Ora Santarcangelo deve scegliere tra diverse proposte. Per il centro- destra, Daniele Macrelli punta sull’applicare il principio di alternanza: cambiare vertici dopo decenni di amministrazioni dello stesso colore.
Per il centro-sinistra, Mauro Morri, al contrario, gioca ovviamente sui risultati fin qui raggiunti e le possibilità di migliorarli. Come sulla viabilità, grande croce quotidiana di tutti. Per esempio togliendo il grosso del traffico da Santa Giustina, con un’arteria a monte del centro abitato, partendo dalla strada di Gronda fino alla fiera; più due rotatorie al posto dei semafori per il tratto santarcangiolese della via Emilia. La Gronda entro un anno si allungherà fino a Poggio Berni. Anche Macrelli sostiene che rivedere il traffico sia di primaria necessità: quindi sì al prolungamento della Gronda, sì a by-passare Santa Giustina, ma servirà anche rivedere il traffico interno, per esempio riaprire alle auto via Cesare Battisti.

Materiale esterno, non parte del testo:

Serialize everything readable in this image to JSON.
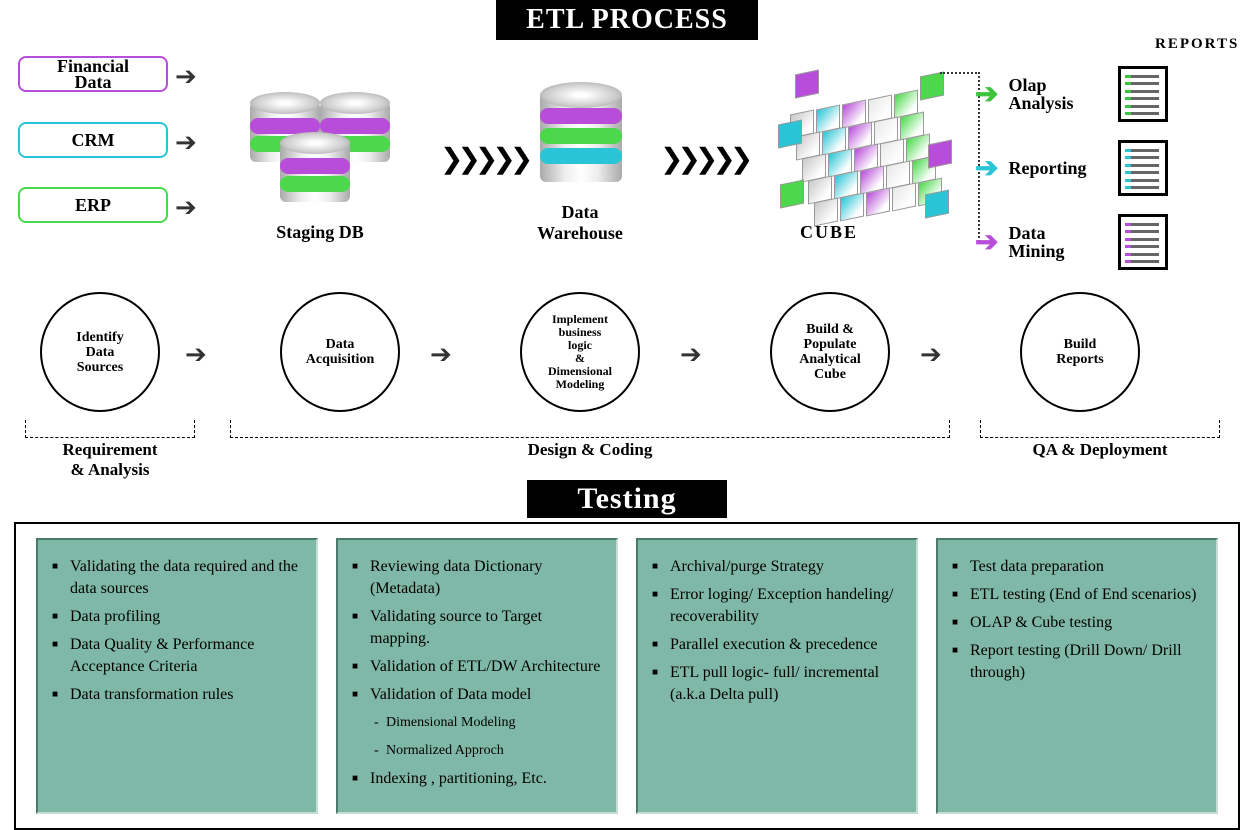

Morri si rivolge ai giovani: internet gratis nelle zone vicine al centro, corsi di laurea legati alle peculiarità del territorio (architettura, arte, teatro) e case a prezzi agevolati per le giovani coppie.
Macrelli volge la sua attenzione ai giovanissimi: spostare le scuole del territorio possibilmente fuori dal traffico cittadino, con le Pascucci trasferite in mezzo al verde.
Morri per coordinare le azioni di promozione del territorio propone un’agenzia di marketing, che consenta di creare sinergia tra commercio, turismo e cultura, i tre ingredienti che muovono l’economia clementina. Un’agenzia metà pubblica e metà privata che metta insieme Comune, Provincia, associazioni del commercio e del volontariato, gli addetti alla ristorazione e, non ultimi, i singoli cittadini. Il primo obiettivo? Inserirsi nei circuiti slow-food.
Macrelli parla ai piccoli commercianti, sempre più pressati dall’avanzare della grande distribuzione, che se non è arrivata a Santarcangelo si espande però appena al di là dei confini. E chiede una sorta di precedenza da assegnare alle imprese locali nelle gare degli appalti pubblici.